R. G. Collingwood, son of Ruskin's biographer and himself a prominent interpreter of Ruskin as well as an aesthetician in his own right presented, at different stages in his career, two twentieth-century approaches to the problem of beauty and sublimity. In his Outlines of a Philosophy of Art (1925), he attempted to unify sublimity and beauty making the sublime an "elementary form of the beautiful." Sublimity "is beauty which forces itself upon our mind, beauty which strikes us as it were against our will and in spite of ourselves, beauty which we accept passively and have not discovered.... The sublime is the first and most elementary form of the beautiful. Sublimity is the mere revelation of beauty as beauty, the inrush of aesthetic experience." (Essays in the Philosophy of Art, ed. Alan Donagan [Bloomington Ind., 1964], pp. 78-79.) In his later Principles of Art (1938), however Collingwood took a basically Crocean position and stated that the term "beauty" is merely used to express admiration and consequently has no aesthetic implication ([Oxford, 1963], pp. 38-39).

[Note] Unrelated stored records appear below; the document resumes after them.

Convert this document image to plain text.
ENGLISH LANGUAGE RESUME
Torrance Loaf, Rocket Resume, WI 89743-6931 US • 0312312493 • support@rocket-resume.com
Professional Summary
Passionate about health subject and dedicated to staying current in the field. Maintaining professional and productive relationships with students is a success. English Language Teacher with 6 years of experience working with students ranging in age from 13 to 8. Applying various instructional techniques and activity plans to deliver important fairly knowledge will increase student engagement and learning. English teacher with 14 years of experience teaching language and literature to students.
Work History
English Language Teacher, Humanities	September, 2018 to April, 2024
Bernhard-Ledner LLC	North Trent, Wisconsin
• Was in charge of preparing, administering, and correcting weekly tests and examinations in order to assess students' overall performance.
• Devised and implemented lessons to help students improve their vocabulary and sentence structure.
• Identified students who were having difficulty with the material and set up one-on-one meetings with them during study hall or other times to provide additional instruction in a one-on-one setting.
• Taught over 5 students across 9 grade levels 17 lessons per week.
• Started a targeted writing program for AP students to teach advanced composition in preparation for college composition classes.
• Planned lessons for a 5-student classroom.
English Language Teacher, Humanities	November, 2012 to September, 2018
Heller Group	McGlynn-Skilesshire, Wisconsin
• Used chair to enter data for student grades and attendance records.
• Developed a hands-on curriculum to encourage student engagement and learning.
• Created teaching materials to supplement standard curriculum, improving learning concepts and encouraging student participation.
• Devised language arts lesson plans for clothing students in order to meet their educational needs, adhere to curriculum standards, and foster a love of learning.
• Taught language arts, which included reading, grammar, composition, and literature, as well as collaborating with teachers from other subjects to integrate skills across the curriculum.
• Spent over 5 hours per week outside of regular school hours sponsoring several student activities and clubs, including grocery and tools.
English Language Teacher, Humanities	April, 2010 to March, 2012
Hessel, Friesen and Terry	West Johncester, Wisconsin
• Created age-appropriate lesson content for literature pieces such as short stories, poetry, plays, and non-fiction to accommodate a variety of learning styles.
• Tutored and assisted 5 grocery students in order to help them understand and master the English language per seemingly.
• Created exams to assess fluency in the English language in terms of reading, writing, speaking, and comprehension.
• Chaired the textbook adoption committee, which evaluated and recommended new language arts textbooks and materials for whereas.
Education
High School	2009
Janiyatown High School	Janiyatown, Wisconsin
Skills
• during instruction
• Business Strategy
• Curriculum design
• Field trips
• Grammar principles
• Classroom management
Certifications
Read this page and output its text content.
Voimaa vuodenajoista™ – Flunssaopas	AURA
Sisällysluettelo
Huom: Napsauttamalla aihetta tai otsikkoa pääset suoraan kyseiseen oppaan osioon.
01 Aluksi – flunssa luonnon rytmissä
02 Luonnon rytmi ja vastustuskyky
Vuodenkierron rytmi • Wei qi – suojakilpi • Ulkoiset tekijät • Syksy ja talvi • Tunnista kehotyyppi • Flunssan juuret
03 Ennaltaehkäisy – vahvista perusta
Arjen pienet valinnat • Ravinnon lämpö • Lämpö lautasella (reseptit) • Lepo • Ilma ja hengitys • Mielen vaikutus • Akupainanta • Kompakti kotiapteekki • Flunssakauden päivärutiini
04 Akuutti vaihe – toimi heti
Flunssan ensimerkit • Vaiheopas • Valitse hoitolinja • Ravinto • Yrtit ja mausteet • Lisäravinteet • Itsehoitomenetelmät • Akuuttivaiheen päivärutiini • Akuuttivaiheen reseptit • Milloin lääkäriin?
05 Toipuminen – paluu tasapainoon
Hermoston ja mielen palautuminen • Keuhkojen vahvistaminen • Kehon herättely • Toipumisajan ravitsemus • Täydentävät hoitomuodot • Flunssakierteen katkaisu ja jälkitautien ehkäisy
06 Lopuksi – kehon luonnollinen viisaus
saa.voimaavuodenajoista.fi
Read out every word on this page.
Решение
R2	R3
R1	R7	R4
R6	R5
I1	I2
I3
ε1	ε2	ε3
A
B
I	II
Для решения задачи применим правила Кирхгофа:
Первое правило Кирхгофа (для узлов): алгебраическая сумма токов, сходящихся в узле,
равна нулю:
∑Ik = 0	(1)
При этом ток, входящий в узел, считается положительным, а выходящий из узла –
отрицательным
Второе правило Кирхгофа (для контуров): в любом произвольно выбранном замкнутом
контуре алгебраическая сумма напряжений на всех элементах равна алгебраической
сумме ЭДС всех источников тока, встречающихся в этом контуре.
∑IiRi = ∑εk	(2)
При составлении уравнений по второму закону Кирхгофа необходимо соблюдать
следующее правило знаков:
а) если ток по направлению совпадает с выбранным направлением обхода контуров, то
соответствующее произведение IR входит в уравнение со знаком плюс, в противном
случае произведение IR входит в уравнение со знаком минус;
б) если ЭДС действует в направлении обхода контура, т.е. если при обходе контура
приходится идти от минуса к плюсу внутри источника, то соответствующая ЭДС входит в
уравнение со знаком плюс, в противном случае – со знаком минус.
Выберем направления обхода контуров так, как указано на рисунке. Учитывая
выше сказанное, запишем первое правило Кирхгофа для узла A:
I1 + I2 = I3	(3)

Both points of view develop from the idea that beauty is an emotion: Collingwood thus first believed that since both beauty and sublimity are a matter of emotional experience, they are forms of the same emotion. He later assumed, with Croce, that since beauty is merely the successful expression of emotion, and since all art is expression, to say that something was beautiful only expressed a judgment that this something was a good work of art. Therefore, the term "beauty," and its corollary term, "sublimity," were abandoned, for their use only suggested the presence of what Collingwood felt were nonexistent problems.
Another twentieth-century aesthetician, E. F. Carritt, The Theory of Beauty (1914) (6th ed., London, 1962), decided after a detailed discussion that the term "sublime" was too vague to admit of much useful application. In answer to Carritt, a recent writer on this subject, F. R. Sparshott, suggests that "The awe in which we located the distinctive reaction to the sublime is close to the effect ascribed by Rudolf Otto (1917) to 'the holy'; and perhaps advances in the psychology of religion stand the best chance of carrying the study of sublimity beyond the 'indulgence in poetic fiction' which Kant censured." (The Structure of Aesthetics [Toronto, 1963], pp. 8C-81.) Lastly, the effect of the eighteenth-century sublime on modern aesthetic theory appears with particular clarity in D. W. Prall's statement in Aesthetic Judgment (1929) that "One is always struck by great beauty, the feeling is called forth suddenly by a blow upon the senses. Instead of saying that we feel something, we say that something makes us feel, that something strikes us" ([New York, 1967], 5-6).